Ama her sabah saat 5:47’de sessizliğe uyanıyorum ve bunun bana ne kadara mal olduğunu hatırlıyorum. Frank Morrison’ı düşünüyorum, muhtemelen küçük bir dairede uyanık yatıyor, onu kayıp aşkına bağlayan ritüeli gerçekleştiremiyor. Tam o anda anahtarlarına uzanıp uzanmadığını, kas hafızasının Marie’ye verdiği sözü tutmasını gerektirdiğini merak ediyorum.
Harley gitti, tarihini asla bilmeyecek birine satıldı. Sunrise Mezarlığı’na sabah yolculukları sona erdi. Mahalle istediğini elde etti: sessizlik, düzen, uyum.
Ama bazen, şafak vakti karanlığında, o motorun çalıştığını hâlâ duyabildiğime yemin edebilirim. Mülk değerlerini insanlıktan nasıl üstün tuttuğumu, kendi önyargılarımın ötesini göremediğim için bir aşk hikayesini nasıl susturduğumu hatırlatan bir ses hayaleti.
Elinizdekinin değerini, onu kaybedene kadar bilemezsiniz derler.
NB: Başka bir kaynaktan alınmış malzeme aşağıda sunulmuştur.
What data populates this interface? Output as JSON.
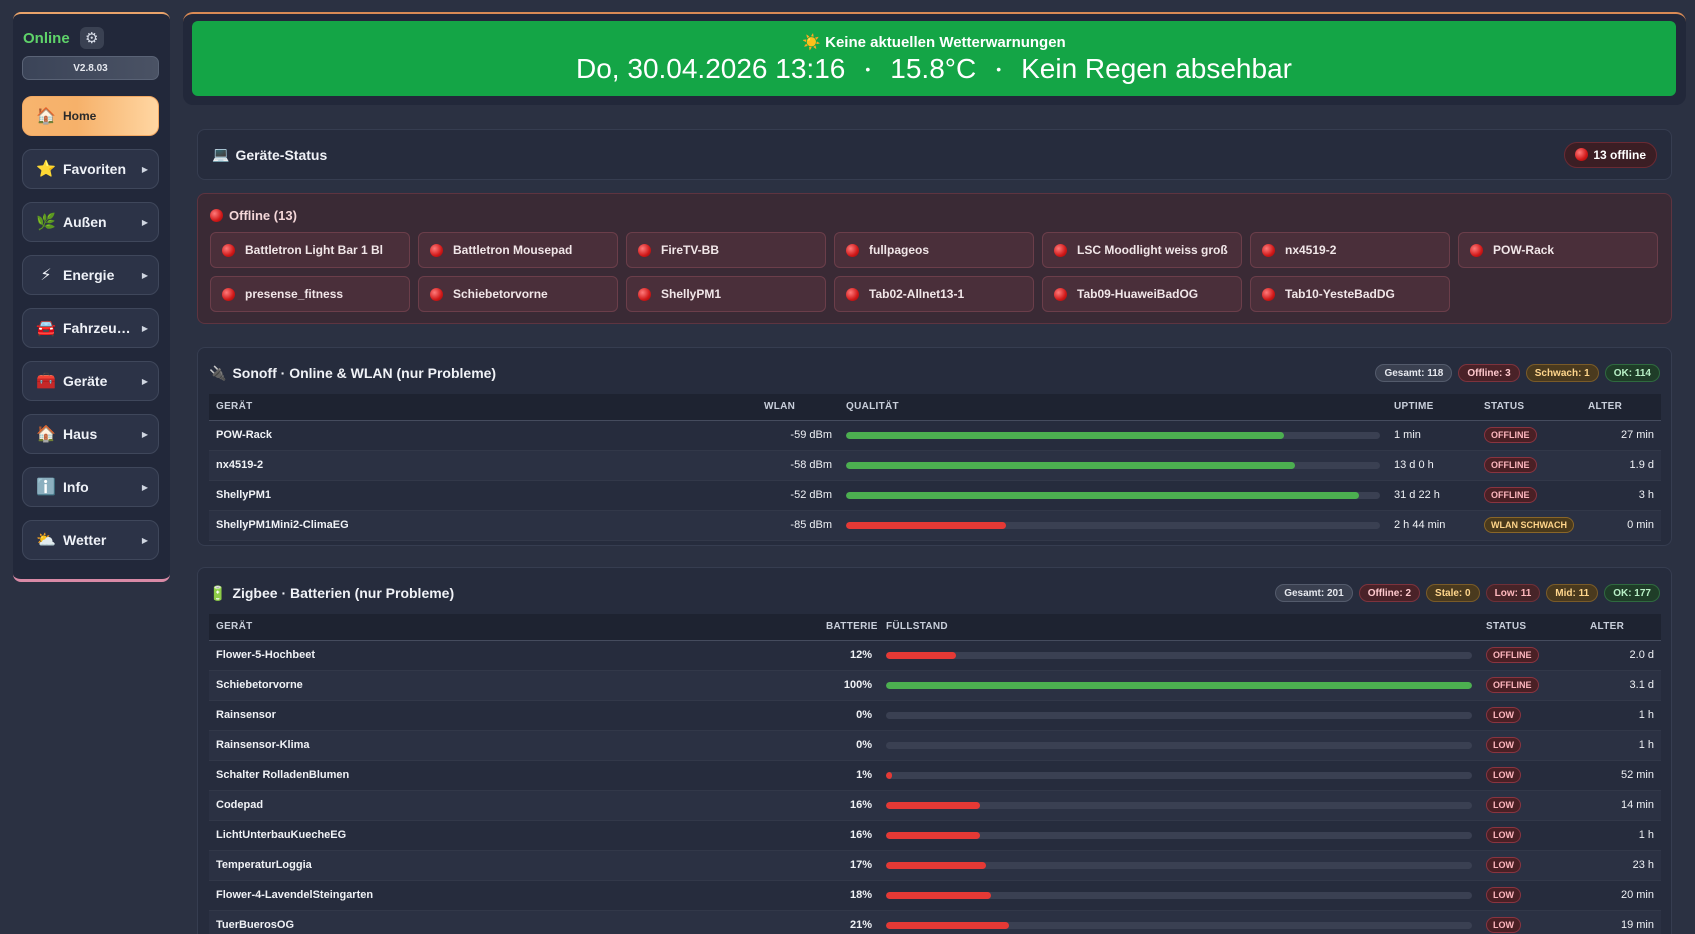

Ama bazen, onarmak için çok geç olana kadar neyi mahvettiğinizi bilemezsiniz. Ve bazen, sessiz bir mahallenin bedeli, bildiği tek şekilde iyileşmeye çalışan kırık bir kalbin sesidir.
Frank Morrison, ona verdiğimizden daha iyisini hak ediyordu. Marie Morrison, kocasının her sabah son nefesini verirken mezarını ziyaret etmesini hak ediyordu. Ve ben de bunu elinden alan kişinin ben olduğumu bilerek yaşamayı hak ediyorum.
Mahalle şimdi daha sessiz. Ama yarattığım sessizlikten daha gürültülü bir şey duymadım.